All that said, however, there is one way in which House of Cards relentlessly and continuously undermines the left-wing narrative, whether it intends to or not. In its heightened way, it shows the government as exactly what it is: a power center, inspiring all the soulless perfidy and amoral ambition that any power center is prone to inspire.
This is devastating to left-wing philosophy, because the central flaw of leftism is not its ceaseless cynicism about business, individualism, religion, or the common man—it’s that its cynicism evaporates into unicorn-and-rainbow stupidity when it comes to government. Insurance companies are too greedy to handle health care, but not the government. Individuals are too reckless to own guns, but not the government. Religion is too corrupt to preach morals, but not the government. The people are too foolish to know their own good, but not our old friend Uncle Government. It’s no wonder some conservatives think leftists are all evil tyrants. It’s easier than believing they could really be such knuckleheads.

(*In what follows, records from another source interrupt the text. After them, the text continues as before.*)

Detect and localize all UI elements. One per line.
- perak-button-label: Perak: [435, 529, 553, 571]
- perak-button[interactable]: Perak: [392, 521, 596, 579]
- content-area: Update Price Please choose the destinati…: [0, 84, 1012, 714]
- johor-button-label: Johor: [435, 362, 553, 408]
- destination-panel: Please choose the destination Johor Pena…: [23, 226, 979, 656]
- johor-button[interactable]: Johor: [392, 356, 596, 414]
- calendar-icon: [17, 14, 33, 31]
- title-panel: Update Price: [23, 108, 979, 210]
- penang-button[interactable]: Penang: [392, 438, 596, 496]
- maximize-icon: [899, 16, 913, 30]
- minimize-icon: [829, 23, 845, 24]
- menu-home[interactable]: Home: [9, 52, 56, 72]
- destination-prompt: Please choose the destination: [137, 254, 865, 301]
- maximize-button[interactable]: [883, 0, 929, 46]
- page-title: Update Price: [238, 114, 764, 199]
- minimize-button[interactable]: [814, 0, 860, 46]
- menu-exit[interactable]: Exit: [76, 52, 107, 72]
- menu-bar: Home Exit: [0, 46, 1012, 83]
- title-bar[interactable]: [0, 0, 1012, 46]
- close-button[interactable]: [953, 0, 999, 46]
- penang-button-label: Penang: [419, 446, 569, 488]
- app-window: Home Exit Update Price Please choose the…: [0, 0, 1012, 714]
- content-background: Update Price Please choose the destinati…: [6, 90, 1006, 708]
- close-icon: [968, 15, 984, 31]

America’s Founders did not put check-and-balance brakes on government because they idealized the people. They knew the people all too well. But they also knew that it is in government that power tends to coalesce; that it is in power that men and women become most corrupt and abusive; and that it is corruption and abuse that eat relentlessly into the walls and rafters of the cathedral of liberty, until the entire structure collapses like . . . a house of cards.